The planets in the new system are packed together as densely as fans in a mosh pit. Five planets sit practically on top of each other as they circle their star, called Kepler-11; a sixth circles farther out. Two of the planets lie closer together than any other known pair of planets outside our solar system.
"There's only word" to describe the new solar system, NASA's Jack Lissauer said at a news conference today, and it's "supercalifragilisticexpialidocious."
The six planets of Kepler-11 may be among the latest entries on the list of "extrasolar" planets -- those outside our own solar system -- but they won't be the last.
Scientists today revealed that NASA's Kepler spacecraft, which found Kepler-11's planets, has to date spotted more than 1,200 potential planets. Astronomers need to confirm the existence of each of the new candidate planets, some of which will turn out to be false leads. But many others are likely to be verified as actual worlds orbiting other stars -- the first step, scientifically, toward figuring out where to look for life elsewhere in the universe.
Five of those candidate planets are roughly the size of Earth and could contain liquid water, but it will take "patience ... and lots of money" to find out whether those five harbor life, NASA's William Borucki said.
Even in the growing collection of new planets, the Kepler-11 system, which was described in a study published in Thursday's issue of the journal Nature, stands out. For starters there's its size. Kepler-11 boasts at least six planets, many more than most systems, and it may have even more planets that scientists have yet to detect.
It was "shocking" to find six planets orbiting one star, the University of Florida's Eric Ford, an author of the Nature study, told AOL News. He described his team's reaction as the planet count went higher and higher: "There's a second. Oh, there's a third. Oh, there's a fourth! When does it stop?"

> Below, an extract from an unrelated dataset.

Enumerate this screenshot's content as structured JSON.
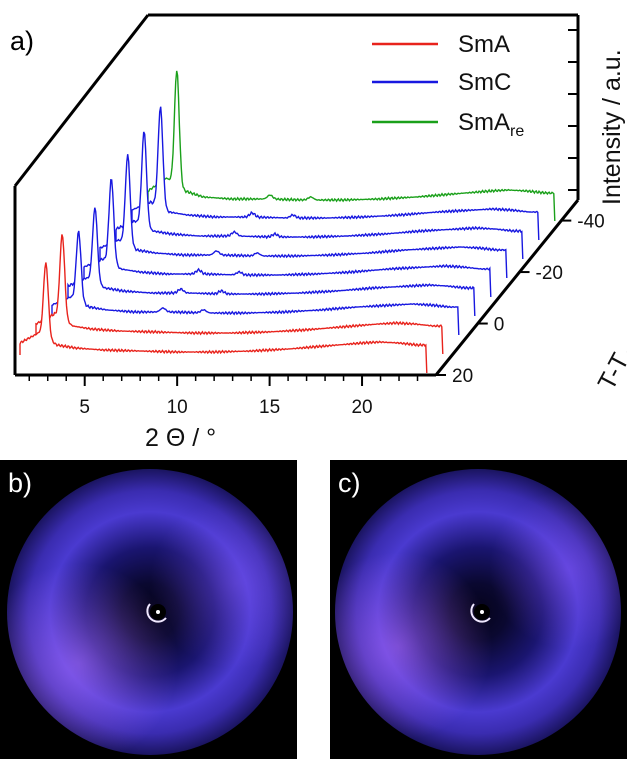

Then there's the dense concentration of the planets. Five of Kepler-11's planets circle it more tightly than our sun is circled by its nearest planet, Mercury.
The planets of Kepler-11 are squashed together so compactly that "at first glance, you think, 'Oh, my God, how is this possible?'" says astronomer Christophe Lovis of the University of Geneva, who was not associated with the new study.

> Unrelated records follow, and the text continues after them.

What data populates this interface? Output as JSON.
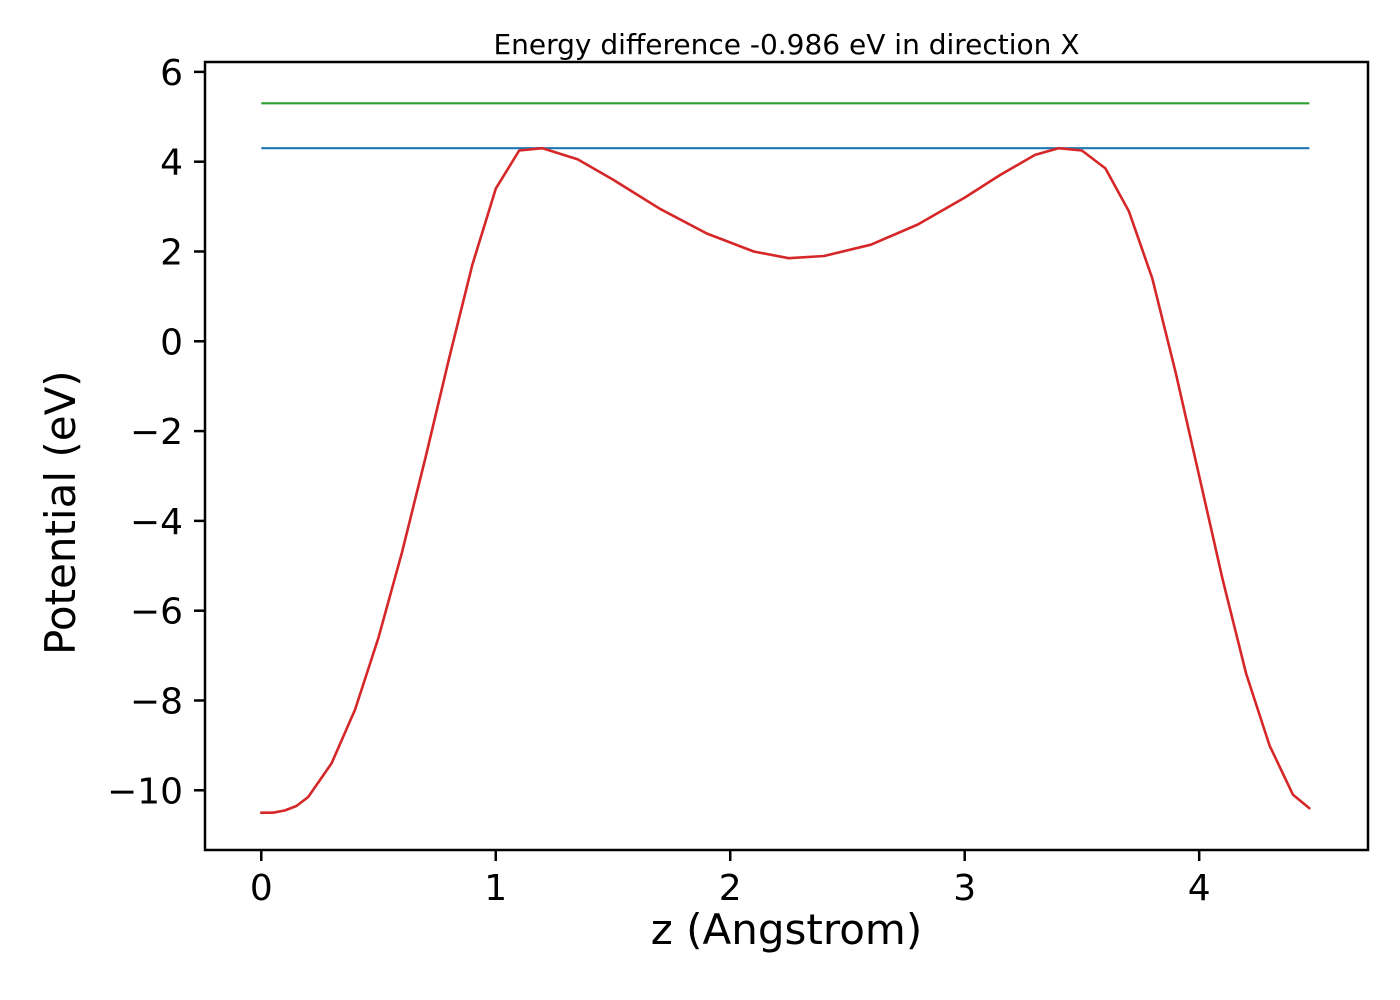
{
  "chart_data": {
    "type": "line",
    "title": "Energy difference -0.986 eV in direction X",
    "xlabel": "z (Angstrom)",
    "ylabel": "Potential (eV)",
    "xlim": [
      -0.24,
      4.72
    ],
    "ylim": [
      -11.33,
      6.22
    ],
    "xticks": [
      0,
      1,
      2,
      3,
      4
    ],
    "yticks": [
      6,
      4,
      2,
      0,
      -2,
      -4,
      -6,
      -8,
      -10
    ],
    "grid": false,
    "colors": {
      "potential_curve": "#d62728",
      "level_line_blue": "#1f77b4",
      "level_line_green": "#2ca02c",
      "axis": "#000000"
    },
    "series": [
      {
        "name": "reference-level-green",
        "kind": "hline",
        "color": "#2ca02c",
        "y": 5.3,
        "x_start": 0.0,
        "x_end": 4.47
      },
      {
        "name": "reference-level-blue",
        "kind": "hline",
        "color": "#1f77b4",
        "y": 4.3,
        "x_start": 0.0,
        "x_end": 4.47
      },
      {
        "name": "potential-curve",
        "kind": "curve",
        "color": "#d62728",
        "x": [
          0,
          0.05,
          0.1,
          0.15,
          0.2,
          0.3,
          0.4,
          0.5,
          0.6,
          0.7,
          0.8,
          0.9,
          1.0,
          1.1,
          1.2,
          1.35,
          1.5,
          1.7,
          1.9,
          2.1,
          2.25,
          2.4,
          2.6,
          2.8,
          3.0,
          3.15,
          3.3,
          3.4,
          3.5,
          3.6,
          3.7,
          3.8,
          3.9,
          4.0,
          4.1,
          4.2,
          4.3,
          4.4,
          4.47
        ],
        "y": [
          -10.5,
          -10.5,
          -10.45,
          -10.35,
          -10.15,
          -9.4,
          -8.2,
          -6.6,
          -4.7,
          -2.6,
          -0.4,
          1.7,
          3.4,
          4.25,
          4.3,
          4.05,
          3.6,
          2.95,
          2.4,
          2.0,
          1.85,
          1.9,
          2.15,
          2.6,
          3.2,
          3.7,
          4.15,
          4.3,
          4.25,
          3.85,
          2.9,
          1.4,
          -0.7,
          -3.0,
          -5.3,
          -7.4,
          -9.0,
          -10.1,
          -10.4
        ]
      }
    ]
  }
}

Then there's the planets' size. Five are larger than Earth but smaller than Uranus, the next-biggest planet orbiting the sun.
The Kepler-11 grouping is so unusual that it can't be explained by the old theories of how solar systems are born, says NASA's Lissauer, leader of the new study and a specialist in planetary formation.
"Something a little different has to be going on here," he says. "This is sending me back to the drawing board."